The death of the pitch: is it time to say goodbye to traditional agency pitches?
Mobas' Head of Brand Strategy Katie Vickery and Commercial Director Adam Tuckwell take a look at how the agency pitch process has been impacted by the coronavirus pandemic, and whether this could be the end of the traditional pitch process.
Our lives and businesses have changed in countless ways since the outbreak of the pandemic. While businesses are physically opening up again, there’s no doubt that the impact of the pandemic is still being felt in terms of ways of working.
This is particularly true for a business with creativity at its core, such as Mobas. We’ve had to adapt to new ways of collaborating during lockdown, which has been both a challenge but also an eye-opener, as we’ve discovered new tools and ways of working. As we’re starting to see an increase in the number of new business leads coming into the business, our minds turn to the pitch process and how we can still ‘wow’ prospective clients with our creativity and demonstrate the Mobas personality.
Clients often say “you know when you have a Mobee in the room”, which we take as a real compliment. To us, it’s important to have a voice and an opinion, whichever room you happen to find yourself in. Our passion for our work is what makes our culture and it’s something we’re really proud of. It’s also something that we see as a big strength when it comes to pitching – after all, people buy from people.
But how can we demonstrate this spirit in a pitch environment that isn’t physically face-to-face? And how can we create a sense of theatre at a pitch which is totally virtual? We have conducted many pitches and chemistry meetings with prospects during lockdown and it’s something that we’re continuing to evolve and improve. For example, using rich content such as videos and animations to communicate concepts and thoughts that may otherwise be static has been effective, as it grabs the attention of the audience and also shows your willingness to go above and beyond.
The question that still plays on my mind is whether or not this new way of pitching will become the new expectation of clients across the board. For starters, pitching face-to-face takes considerable effort, and coordination of diaries alone for members of the client team who may not all be based locally can be difficult. Considerable time is spent in travel; often large office space is required for presentations; and you may not be able to get every single stakeholder in the room at once, leaving it to someone to have to relay the pitch to someone who couldn’t make it. None of these things are ideal.

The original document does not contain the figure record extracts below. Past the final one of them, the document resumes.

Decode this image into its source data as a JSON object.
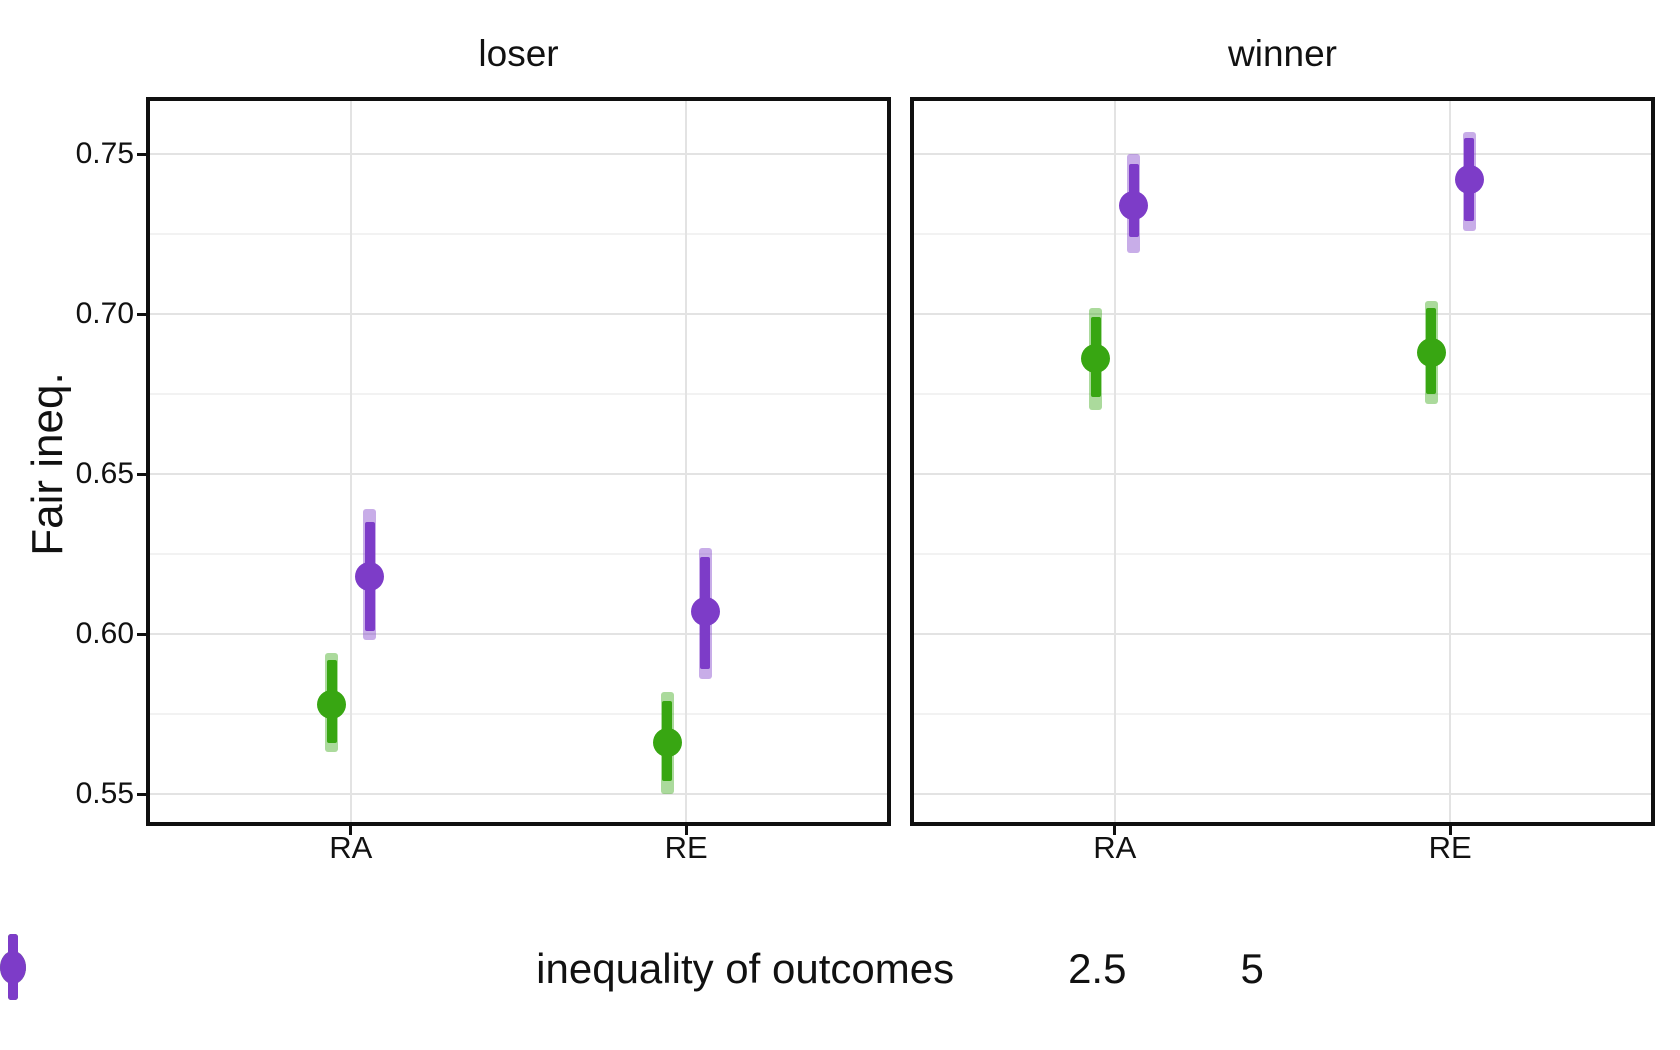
{
  "chart_data": {
    "type": "pointrange",
    "title": "",
    "xlabel": "",
    "ylabel": "Fair ineq.",
    "x_categories": [
      "RA",
      "RE"
    ],
    "ytick_labels": [
      "0.55",
      "0.60",
      "0.65",
      "0.70",
      "0.75"
    ],
    "yticks": [
      0.55,
      0.6,
      0.65,
      0.7,
      0.75
    ],
    "ylim": [
      0.542,
      0.768
    ],
    "grid": {
      "horizontal_major_every": 0.05,
      "horizontal_minor_every": 0.025,
      "vertical_major": "at categories"
    },
    "legend": {
      "title": "inequality of outcomes",
      "position": "bottom",
      "entries": [
        {
          "label": "2.5",
          "color": "#38a612"
        },
        {
          "label": "5",
          "color": "#7d3cc8"
        }
      ]
    },
    "facets": [
      {
        "title": "loser",
        "points": [
          {
            "x": "RA",
            "group": "2.5",
            "y": 0.578,
            "inner": [
              0.566,
              0.592
            ],
            "outer": [
              0.563,
              0.594
            ]
          },
          {
            "x": "RA",
            "group": "5",
            "y": 0.618,
            "inner": [
              0.601,
              0.635
            ],
            "outer": [
              0.598,
              0.639
            ]
          },
          {
            "x": "RE",
            "group": "2.5",
            "y": 0.566,
            "inner": [
              0.554,
              0.579
            ],
            "outer": [
              0.55,
              0.582
            ]
          },
          {
            "x": "RE",
            "group": "5",
            "y": 0.607,
            "inner": [
              0.589,
              0.624
            ],
            "outer": [
              0.586,
              0.627
            ]
          }
        ]
      },
      {
        "title": "winner",
        "points": [
          {
            "x": "RA",
            "group": "2.5",
            "y": 0.686,
            "inner": [
              0.674,
              0.699
            ],
            "outer": [
              0.67,
              0.702
            ]
          },
          {
            "x": "RA",
            "group": "5",
            "y": 0.734,
            "inner": [
              0.724,
              0.747
            ],
            "outer": [
              0.719,
              0.75
            ]
          },
          {
            "x": "RE",
            "group": "2.5",
            "y": 0.688,
            "inner": [
              0.675,
              0.702
            ],
            "outer": [
              0.672,
              0.704
            ]
          },
          {
            "x": "RE",
            "group": "5",
            "y": 0.742,
            "inner": [
              0.729,
              0.755
            ],
            "outer": [
              0.726,
              0.757
            ]
          }
        ]
      }
    ]
  }
}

While it can take considerable effort to organise face-to-face pitches, we believe that you simply don’t get the same buzz from a virtual pitch. It’s so much easier to read the room in person, to notice the side glances between team members and to feel the energy in a room. It also gives you a chance to start to build rapport with the client team members.
We appreciate that this concern might feel a bit heavily weighted towards the agency perspective, but our challenge to this is that as a client who wants to have a genuine, long-term partnership with your agency – who will in turn consistently create outstanding work for you – you need to buy into them. And we don’t just mean their process, their creative work or their credentials, we mean the people. The bringing together of two cultures can be incredibly powerful, but it can also create challenges, and so selecting the agency that’s the right fit for you and who will work in partnership with you to achieve your objectives – even if they didn’t quite nail the pitch brief – is surely the ultimate goal.